Chinese Mobile Payments Boom Leads Straight to Prison

January 18, 2024         By: Steven Anderson

It’s not so much that Chinese mobile payments users are going to prison so much as Chinese prisoners are increasingly mobile payments users. It’s a fine distinction, but one that needs to be made. At any rate, new technology is prompting change all over, and reports note that Alipay has actually branched out into prisons with its “prison pay” service.

Alipay prison pay, reports note, is being implemented in Chinese prisons by the Prison Administration Bureau in Beijing. With it, prisoners will be able to buy daily items using money sent their way by family members still on the outside. Right now, the service is only available in Beijing, but given the state of the mobile payments market in China, that will likely change in the weeks to come.

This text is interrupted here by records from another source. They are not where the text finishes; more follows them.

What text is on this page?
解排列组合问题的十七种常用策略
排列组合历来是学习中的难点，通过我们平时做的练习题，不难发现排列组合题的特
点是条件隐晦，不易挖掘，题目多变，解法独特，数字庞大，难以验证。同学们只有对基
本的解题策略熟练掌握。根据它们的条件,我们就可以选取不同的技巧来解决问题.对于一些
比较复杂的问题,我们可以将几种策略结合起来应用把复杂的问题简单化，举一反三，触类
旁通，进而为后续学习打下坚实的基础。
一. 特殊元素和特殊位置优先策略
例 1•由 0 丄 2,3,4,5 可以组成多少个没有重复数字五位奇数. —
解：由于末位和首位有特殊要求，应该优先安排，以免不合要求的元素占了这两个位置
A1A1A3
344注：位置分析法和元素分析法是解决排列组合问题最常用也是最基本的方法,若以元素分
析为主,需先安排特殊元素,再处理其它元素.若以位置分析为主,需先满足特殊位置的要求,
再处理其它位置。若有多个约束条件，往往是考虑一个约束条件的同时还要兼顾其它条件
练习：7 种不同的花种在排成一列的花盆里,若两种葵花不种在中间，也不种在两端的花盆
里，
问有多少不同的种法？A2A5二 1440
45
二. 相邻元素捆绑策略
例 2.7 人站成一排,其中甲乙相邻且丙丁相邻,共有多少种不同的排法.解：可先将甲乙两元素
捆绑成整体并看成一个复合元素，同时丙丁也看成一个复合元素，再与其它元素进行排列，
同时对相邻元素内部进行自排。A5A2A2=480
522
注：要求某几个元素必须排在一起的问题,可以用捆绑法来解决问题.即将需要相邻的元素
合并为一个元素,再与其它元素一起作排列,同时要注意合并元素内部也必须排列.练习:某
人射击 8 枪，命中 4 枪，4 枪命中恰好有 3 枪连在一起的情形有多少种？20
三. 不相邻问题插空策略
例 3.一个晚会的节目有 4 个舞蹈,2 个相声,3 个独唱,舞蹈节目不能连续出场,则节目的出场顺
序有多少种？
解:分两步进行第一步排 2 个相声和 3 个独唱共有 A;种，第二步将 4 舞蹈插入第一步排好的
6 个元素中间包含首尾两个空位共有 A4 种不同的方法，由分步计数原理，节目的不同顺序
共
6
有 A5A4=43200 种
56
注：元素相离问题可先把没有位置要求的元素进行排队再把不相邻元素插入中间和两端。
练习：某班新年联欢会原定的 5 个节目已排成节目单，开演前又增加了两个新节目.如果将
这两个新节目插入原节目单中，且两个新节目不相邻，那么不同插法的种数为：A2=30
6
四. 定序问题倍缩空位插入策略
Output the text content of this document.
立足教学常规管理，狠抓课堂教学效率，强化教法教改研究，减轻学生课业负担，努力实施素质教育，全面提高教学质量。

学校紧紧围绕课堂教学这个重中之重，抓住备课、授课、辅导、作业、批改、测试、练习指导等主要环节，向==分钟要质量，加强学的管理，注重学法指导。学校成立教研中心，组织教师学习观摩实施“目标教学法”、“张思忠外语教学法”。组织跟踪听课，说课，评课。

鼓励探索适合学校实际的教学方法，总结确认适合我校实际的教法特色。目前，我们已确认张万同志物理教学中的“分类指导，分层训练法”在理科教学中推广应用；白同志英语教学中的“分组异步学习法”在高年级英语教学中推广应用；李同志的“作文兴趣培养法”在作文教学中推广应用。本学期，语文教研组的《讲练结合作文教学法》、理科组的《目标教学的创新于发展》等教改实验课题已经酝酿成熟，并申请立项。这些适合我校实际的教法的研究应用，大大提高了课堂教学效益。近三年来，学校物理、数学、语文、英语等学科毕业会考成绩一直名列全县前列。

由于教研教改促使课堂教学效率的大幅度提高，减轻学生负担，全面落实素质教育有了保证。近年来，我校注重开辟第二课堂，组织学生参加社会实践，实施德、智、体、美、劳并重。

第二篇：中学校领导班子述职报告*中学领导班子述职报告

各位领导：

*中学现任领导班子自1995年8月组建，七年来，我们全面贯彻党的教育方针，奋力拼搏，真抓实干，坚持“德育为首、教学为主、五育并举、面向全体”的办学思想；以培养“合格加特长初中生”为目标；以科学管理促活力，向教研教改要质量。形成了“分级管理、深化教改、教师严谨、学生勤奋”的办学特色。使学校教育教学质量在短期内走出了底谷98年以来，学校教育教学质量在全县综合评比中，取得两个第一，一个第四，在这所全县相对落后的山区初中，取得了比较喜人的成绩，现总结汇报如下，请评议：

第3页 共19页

Prisoners can receive up to 1,000 yuan—$147.98 US as of this writing—a month, and prisoners cannot have more than 5,000 yuan—$739.92, also as of this writing—in their accounts at any one time.

For those wondering what in the world prisoners can buy in prison, the idea isn’t so outlandish. The United States actually has a similar system, a “commissary” style system, that allows for such purchases, and several different methods of supplying inmates with cash to make those purchases. One such system, JPay, had actually been hacked just last year, which led to inmates artificially inflating their accounts into the six-figure range.

While it’s not hard to see why Alipay went after this market—another untapped market for it to pick up and thus land some extra market share processing payments therein—it’s somewhat questionable for this market to even exist. There’s a lot that’s wrong with the prison system in general, and introducing elements of an economy probably won’t help. Still, from a strictly corporate standpoint, someone was likely to produce this market and if Alipay didn’t take it on, WeChat Pay probably would have. Though given WeChat Pay’s perception in the market—remember, it’s WeChat Pay for pennies, and Alipay for big bucks—you’d think that the deflated prison economy would have been better suited to WeChat Pay.

Still, it’s one more advance for Alipay, and one more way that mobile payments demonstrates its incredible utility in literally every part of society.